Metal-Forming Machinery And Machine Tools August 24, 2015
Author: Olga Minchina
Account Manager

Source: Robert Bosch Tool Corporation

Construction sites are fraught with safety risks, especially those equipped with dangerous tools such as table saws, where losing a finger can take place suddenly in a matter of split seconds. Bosch, a leader in the construction industry, has come up with a new portable table saw they call REAXXTM, which can tell flesh from wood with its flesh-detecting Active Response TechnologyTM.

This new table saw will enhance jobsite safety by avoiding messy accidents. Once flesh is detected, the blade will drop out of the way. Although this type of safety technology already exists, Bosch's innovation lies in the combination of increased safety and the efficiency of the tool.

The SawStop system halts the blade once the difference in conductivity between wood and flesh has been detected. The major drawback of this technique is the potential for the brake to ruin the blade. The Bosch Active Response Technology, meanwhile, spots wayward fingers and, instead of stopping the blade, releases a piston immediately pushing the blade aside and dropping it below the tabletop. In this circumstance, it takes mere seconds to reset the blade and the working process is not adversely affected by this minor set-back.

The Bosch Company's experience dates back more than a century ago, and its products have acquired a reputation of high quality, superb design and excellence of performance. The North American Power Tools Division of the Robert Bosch Tool Co. was established in 2003 and soon became the global leader in power tool production, trade and design.

Like the majority of large global market players, the Robert Bosch Co. not only grew by introducing innovations and new product lines, but also by acquiring companies engaged in the industry. Recently, two companies merged with the Robert Bosch Co.: Sia Abrasives, a Swiss company specializing in sandpaper and other abrasives, as well as Freud, an Italian company manufacturing cutting tools, such as saw blades, router bits and shaper cutters.

Robert Bosch's recent acquisition of Freud was a shrewd move, as Italy is one of the leaders in the global trade of machine tools for working wood. Last year, Italy exported 288 thousand units of machine tools for working wood totaling 1,331 million USD, 5% over the previous year. Its primary trading partner was Poland, where it supplied 8% of its total exports of machine tools for working wood in value terms, accounting for 45% of Poland's total imports.

From 2007 to 2014, Italy was a net exporter of machine tools for working wood. Over this period, exports consistently exceeded imports in value terms. However, in physical terms, the difference was less pronounced.

Germany and China were among the other main global suppliers of machine tools for working wood in 2014. The fastest growing exporters from 2007 to 2014 were China (+14% per year) and Poland (+9% per year).
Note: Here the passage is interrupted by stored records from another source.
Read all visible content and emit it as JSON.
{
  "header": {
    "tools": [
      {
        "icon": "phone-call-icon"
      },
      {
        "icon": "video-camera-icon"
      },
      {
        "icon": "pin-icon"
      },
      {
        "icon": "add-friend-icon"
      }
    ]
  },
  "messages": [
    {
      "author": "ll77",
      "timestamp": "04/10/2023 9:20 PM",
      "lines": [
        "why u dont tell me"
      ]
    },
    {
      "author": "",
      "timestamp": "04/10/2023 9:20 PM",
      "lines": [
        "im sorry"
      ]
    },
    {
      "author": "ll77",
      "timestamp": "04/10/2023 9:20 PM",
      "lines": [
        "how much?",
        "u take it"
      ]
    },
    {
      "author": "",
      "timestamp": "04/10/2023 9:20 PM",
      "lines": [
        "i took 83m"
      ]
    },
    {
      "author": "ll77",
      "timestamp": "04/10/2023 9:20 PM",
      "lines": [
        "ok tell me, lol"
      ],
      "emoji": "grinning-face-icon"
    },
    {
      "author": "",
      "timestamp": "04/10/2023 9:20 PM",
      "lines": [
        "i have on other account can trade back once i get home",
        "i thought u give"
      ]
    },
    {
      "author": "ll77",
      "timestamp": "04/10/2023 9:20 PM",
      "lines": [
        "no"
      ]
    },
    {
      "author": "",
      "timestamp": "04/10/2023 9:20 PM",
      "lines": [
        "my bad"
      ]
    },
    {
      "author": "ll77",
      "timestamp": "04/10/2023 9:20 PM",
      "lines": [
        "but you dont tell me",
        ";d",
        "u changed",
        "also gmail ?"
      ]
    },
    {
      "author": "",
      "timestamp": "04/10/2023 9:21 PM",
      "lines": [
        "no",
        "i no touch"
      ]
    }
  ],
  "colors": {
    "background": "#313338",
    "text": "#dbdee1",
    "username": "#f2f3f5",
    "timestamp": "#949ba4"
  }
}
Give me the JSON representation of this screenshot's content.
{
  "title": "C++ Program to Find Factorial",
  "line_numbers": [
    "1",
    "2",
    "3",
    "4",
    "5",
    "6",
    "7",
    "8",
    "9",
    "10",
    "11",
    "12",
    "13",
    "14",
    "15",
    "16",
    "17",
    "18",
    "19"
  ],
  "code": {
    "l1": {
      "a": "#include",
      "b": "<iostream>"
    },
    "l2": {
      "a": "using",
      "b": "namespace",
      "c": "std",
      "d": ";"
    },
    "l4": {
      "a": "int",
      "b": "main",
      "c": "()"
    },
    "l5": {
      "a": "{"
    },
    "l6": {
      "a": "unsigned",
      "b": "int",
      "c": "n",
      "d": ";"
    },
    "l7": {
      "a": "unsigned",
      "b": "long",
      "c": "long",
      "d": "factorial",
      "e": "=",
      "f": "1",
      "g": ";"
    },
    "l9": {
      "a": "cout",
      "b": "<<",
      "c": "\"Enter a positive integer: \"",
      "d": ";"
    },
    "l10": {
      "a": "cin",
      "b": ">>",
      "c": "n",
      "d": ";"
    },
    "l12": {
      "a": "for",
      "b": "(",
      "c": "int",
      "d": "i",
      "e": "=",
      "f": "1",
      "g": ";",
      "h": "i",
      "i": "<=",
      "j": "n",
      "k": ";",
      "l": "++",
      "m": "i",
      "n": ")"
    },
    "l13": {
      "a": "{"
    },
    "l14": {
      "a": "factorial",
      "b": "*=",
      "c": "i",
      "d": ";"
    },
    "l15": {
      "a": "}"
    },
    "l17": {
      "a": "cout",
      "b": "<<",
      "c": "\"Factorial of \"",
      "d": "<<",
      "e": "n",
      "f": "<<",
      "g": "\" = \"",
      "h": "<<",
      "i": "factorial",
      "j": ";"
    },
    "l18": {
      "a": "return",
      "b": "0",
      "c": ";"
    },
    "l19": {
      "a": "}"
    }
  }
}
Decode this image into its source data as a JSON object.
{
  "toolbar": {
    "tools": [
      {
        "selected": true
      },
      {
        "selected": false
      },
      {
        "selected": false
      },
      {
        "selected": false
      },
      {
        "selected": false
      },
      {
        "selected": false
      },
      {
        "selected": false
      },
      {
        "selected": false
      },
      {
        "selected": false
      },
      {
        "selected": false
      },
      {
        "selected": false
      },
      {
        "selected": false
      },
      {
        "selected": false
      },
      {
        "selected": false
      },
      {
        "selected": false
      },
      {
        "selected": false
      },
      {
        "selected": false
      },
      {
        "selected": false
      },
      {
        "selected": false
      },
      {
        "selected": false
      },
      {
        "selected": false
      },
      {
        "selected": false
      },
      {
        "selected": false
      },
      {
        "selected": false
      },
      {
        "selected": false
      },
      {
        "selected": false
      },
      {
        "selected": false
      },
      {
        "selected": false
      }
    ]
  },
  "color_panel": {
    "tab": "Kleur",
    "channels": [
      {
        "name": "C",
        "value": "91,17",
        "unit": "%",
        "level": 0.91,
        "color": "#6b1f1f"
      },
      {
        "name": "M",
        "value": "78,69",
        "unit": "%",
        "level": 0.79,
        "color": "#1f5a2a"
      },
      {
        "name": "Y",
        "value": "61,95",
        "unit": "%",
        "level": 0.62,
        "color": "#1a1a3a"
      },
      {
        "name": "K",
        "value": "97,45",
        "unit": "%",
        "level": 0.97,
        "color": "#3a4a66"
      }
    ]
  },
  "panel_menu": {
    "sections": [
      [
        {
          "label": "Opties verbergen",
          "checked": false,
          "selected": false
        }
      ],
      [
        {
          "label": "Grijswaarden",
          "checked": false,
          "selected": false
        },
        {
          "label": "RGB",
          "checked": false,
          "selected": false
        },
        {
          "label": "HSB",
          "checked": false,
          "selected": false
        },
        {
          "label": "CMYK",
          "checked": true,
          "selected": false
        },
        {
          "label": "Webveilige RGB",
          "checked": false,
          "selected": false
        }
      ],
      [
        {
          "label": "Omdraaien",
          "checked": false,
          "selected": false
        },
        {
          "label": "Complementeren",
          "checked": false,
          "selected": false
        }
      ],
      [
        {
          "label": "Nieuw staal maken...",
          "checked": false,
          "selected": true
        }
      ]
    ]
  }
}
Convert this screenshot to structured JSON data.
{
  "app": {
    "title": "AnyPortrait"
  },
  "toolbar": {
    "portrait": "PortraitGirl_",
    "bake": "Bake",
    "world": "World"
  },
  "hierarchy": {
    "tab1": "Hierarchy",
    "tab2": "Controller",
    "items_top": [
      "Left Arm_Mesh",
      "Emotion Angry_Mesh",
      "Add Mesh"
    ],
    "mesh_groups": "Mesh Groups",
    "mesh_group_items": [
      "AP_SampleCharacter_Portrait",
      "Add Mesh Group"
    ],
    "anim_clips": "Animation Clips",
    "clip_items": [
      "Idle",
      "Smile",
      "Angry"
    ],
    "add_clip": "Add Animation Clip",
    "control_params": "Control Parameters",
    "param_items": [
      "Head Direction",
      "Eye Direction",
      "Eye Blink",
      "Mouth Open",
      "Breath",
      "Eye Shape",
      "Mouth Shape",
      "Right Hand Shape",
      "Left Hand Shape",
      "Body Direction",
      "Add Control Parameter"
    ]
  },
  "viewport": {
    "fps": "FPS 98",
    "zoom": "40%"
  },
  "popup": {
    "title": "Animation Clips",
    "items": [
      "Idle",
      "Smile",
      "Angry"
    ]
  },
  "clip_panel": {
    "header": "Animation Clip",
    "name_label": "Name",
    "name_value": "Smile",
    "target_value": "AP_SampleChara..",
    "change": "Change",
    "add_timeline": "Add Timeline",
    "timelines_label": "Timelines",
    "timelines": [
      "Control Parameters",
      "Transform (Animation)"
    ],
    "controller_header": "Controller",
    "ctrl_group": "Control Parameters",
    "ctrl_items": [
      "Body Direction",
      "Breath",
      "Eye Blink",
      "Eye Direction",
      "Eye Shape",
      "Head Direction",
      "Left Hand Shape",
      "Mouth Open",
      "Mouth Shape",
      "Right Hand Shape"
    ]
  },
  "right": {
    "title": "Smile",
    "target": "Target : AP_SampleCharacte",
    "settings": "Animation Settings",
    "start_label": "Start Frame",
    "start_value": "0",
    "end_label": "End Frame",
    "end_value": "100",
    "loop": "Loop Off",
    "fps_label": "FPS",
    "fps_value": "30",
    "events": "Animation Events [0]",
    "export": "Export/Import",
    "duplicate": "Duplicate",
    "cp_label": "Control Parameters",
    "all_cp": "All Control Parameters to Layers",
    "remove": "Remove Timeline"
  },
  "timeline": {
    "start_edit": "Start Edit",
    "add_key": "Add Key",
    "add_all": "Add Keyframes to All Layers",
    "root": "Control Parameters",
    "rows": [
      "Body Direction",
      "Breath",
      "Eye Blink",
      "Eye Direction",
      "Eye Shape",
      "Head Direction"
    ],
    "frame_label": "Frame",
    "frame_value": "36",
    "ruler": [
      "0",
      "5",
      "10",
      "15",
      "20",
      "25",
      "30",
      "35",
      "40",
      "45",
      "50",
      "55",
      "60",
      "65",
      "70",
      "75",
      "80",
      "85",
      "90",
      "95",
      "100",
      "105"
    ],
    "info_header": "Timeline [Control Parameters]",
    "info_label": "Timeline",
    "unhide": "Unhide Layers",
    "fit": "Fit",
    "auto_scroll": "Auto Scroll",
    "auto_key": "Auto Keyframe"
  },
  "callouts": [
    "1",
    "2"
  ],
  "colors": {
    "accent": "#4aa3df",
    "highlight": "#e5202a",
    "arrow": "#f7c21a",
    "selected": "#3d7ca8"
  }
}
China, by virtue of this sustained growth, was able to significantly strengthen its position in the global export structure.

Italy's top 5 trading partners in 2014 were Poland, the U.S., France, Germany and the United Kingdom, with a combined 35% share of Italy's exports of machine tools for working wood. The share of Poland increased modestly (+4 percentage points), while the share of Germany illustrated dropped imperceptibly (-1 percentage points).